Black Globe Eggplant - This large variety is great sliced for sandwiches and other recipes where that extra surface area really counts.
Charentais Melons - The star of this week’s recipe!
Hot Pepper Medley (Jalapeño, Hot Wax, and Fresno) - The Fresno is often confused with the Jalapeño but contains thinner walls, often has milder heat, and takes less time until maturity. We also let them turn red for full flavor.
Egg Shares include eggs from our certified organic, pasture-raised, happy hens.

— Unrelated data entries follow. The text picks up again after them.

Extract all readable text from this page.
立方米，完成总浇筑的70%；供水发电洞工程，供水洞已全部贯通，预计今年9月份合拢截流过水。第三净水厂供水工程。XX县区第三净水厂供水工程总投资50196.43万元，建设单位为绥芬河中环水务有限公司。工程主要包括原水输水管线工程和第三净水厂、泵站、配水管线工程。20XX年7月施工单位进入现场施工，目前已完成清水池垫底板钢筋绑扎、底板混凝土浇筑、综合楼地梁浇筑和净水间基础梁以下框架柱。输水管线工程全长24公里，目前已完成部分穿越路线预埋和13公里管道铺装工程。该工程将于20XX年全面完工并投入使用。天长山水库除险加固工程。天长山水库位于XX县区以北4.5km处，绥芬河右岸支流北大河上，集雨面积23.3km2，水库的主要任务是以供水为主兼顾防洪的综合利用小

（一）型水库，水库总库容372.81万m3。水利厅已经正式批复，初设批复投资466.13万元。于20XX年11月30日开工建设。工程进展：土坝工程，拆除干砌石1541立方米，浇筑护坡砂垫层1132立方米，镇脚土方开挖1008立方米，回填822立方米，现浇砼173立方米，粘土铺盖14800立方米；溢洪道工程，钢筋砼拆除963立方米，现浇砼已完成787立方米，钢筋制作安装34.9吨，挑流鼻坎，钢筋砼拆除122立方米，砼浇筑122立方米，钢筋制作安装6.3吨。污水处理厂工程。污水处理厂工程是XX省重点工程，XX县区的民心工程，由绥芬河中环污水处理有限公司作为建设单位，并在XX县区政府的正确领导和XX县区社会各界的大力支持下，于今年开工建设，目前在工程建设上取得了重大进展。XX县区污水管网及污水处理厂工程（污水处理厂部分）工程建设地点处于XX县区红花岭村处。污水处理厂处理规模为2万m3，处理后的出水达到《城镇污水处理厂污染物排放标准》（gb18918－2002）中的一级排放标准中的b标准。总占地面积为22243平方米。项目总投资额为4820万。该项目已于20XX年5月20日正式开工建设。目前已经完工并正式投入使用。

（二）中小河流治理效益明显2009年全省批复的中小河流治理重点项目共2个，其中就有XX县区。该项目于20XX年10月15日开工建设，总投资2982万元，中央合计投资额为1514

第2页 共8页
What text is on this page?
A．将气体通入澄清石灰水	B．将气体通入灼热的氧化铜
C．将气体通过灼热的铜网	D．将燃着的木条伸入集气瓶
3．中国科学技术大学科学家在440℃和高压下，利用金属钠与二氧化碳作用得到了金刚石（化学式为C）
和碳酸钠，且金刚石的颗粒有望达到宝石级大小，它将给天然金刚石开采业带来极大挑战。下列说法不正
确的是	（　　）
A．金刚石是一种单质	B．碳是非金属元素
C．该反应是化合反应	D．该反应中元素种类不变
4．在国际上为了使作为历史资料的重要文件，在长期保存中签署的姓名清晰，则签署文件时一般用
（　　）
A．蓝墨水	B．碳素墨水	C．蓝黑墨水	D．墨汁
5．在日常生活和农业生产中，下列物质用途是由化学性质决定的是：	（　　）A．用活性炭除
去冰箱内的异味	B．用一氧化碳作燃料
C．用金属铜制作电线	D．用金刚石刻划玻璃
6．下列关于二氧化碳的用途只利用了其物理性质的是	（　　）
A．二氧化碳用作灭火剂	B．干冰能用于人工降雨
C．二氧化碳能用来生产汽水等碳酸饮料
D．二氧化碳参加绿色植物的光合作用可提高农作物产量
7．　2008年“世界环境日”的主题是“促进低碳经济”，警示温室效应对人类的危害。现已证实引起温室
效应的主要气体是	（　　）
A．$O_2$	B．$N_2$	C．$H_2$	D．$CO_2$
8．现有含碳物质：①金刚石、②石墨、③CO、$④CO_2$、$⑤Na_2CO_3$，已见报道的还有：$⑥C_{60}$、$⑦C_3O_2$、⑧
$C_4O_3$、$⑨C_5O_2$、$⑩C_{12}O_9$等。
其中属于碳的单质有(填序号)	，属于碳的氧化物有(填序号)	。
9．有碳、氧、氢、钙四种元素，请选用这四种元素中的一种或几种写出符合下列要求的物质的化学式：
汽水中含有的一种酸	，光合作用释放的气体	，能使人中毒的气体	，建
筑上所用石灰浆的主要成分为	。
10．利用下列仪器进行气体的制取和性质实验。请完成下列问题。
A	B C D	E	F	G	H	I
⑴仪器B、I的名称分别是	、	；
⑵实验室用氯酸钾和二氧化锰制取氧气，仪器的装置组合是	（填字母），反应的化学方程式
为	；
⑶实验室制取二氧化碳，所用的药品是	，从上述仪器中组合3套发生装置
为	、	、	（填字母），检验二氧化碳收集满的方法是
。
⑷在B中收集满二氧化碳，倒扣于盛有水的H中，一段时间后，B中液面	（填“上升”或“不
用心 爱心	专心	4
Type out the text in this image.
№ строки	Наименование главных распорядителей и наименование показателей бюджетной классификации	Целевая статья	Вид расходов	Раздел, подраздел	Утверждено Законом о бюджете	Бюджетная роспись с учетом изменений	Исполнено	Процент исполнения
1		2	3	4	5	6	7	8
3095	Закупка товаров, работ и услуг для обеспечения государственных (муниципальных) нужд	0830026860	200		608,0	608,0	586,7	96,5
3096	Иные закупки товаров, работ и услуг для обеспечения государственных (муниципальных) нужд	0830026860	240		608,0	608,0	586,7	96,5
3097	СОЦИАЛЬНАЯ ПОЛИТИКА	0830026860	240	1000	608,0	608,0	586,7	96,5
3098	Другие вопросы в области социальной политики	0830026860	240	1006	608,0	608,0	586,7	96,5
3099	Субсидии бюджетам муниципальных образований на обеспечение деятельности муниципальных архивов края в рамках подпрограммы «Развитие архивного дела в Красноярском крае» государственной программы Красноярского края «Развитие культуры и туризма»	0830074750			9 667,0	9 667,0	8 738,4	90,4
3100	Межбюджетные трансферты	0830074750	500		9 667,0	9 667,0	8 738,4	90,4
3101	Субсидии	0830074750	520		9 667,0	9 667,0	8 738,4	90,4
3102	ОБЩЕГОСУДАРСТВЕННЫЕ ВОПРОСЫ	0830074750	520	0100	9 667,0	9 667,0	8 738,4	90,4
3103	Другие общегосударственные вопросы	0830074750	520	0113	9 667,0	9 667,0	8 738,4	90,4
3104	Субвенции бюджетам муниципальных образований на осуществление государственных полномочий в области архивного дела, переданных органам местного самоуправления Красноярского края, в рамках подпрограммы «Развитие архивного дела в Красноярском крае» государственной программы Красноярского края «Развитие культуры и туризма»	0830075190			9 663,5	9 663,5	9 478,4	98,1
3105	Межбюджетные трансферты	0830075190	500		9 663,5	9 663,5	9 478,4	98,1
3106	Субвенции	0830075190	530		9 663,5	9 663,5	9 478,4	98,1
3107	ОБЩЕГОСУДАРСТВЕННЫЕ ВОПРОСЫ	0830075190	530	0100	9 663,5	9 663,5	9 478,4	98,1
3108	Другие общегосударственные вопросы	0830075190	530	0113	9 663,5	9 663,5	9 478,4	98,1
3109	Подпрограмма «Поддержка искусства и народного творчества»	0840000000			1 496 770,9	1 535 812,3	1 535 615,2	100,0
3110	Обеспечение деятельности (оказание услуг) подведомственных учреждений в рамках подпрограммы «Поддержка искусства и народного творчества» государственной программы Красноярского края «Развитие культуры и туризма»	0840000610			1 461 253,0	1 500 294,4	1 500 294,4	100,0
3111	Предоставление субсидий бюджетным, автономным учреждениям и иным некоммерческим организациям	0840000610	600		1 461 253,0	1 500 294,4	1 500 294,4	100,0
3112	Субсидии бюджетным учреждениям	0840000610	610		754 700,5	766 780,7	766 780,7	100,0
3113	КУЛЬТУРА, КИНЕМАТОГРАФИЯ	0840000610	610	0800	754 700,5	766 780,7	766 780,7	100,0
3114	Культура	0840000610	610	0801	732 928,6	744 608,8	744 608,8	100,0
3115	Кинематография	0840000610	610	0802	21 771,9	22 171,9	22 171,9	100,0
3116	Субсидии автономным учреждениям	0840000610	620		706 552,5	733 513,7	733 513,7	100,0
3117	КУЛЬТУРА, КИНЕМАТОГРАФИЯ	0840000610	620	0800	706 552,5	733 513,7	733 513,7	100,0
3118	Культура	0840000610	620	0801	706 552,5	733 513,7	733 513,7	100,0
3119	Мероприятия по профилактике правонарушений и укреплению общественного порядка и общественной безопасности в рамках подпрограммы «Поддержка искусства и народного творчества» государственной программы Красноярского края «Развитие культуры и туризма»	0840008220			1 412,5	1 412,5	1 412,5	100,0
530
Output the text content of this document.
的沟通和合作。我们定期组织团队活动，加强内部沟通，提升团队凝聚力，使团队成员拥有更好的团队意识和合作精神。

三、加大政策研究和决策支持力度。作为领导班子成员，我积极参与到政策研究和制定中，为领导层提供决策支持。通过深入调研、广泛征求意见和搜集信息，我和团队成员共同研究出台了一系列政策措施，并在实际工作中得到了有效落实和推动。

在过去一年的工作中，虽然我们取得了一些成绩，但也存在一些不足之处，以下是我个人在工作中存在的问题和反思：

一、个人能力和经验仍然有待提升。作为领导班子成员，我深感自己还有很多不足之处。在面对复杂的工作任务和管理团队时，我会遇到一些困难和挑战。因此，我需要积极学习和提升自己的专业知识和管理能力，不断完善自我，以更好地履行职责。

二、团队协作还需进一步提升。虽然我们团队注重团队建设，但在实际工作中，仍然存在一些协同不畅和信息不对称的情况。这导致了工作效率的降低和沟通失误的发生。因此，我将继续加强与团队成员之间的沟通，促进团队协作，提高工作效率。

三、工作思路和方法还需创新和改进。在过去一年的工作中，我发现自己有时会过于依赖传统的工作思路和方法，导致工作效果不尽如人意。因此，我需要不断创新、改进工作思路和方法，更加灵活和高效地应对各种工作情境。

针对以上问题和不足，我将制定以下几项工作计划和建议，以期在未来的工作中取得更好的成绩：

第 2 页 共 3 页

Sungold Cherry Tomatoes, Charentais, Globe Eggplant, Slicer Cucumbers, Shallots, Thyme
Thank you to all who attended our annual Community Farm Day. The response was amazing! We hosted around 250 people for a taco-themed dinner prepared by Chris Chapman of Good Eggs. Close to 100 of those attendees were children under the age of 12, which made us especially happy to see them enjoying themselves in our fields. Keep your eye out for pictures from the event, and, share yours on Instagram and Facebook.
We hope to see you again next year!
Charentais Melon Salad with Prosciutto and Basil (Serves 2)
This delightful salad is gorgeous and perfect for a hot summer day! There are not many ingredients, so use high-quality meats, oils, and vinegars to bring out the best in your Charentais melon (though it doesn’t need much help)... Thank you to The Cook’s Atelier for the recipe.
1 ripe melon
2 thin slices prosciutto
6 very pretty basil leaves
Sea salt and freshly ground black pepper
For the vinaigrette:
⅓ tbsp balsamic vinegar
1 tbsp extra-virgin olive oil
In a small bowl, add the balsamic vinegar and olive oil. Stir together to form a broken vinaigrette.
Cut the melon in half lengthwise, remove the seeds, and slice the melon into 1-inch-thick wedges. Set aside.
Arrange the melon on the salad plate. Drape a slice of prosciutto over and around them, leaving some of the melon peeking through. Drizzle with olive oil balsamic vinaigrette. Scatter the basil leaves on top, and grind a little black pepper over the salad.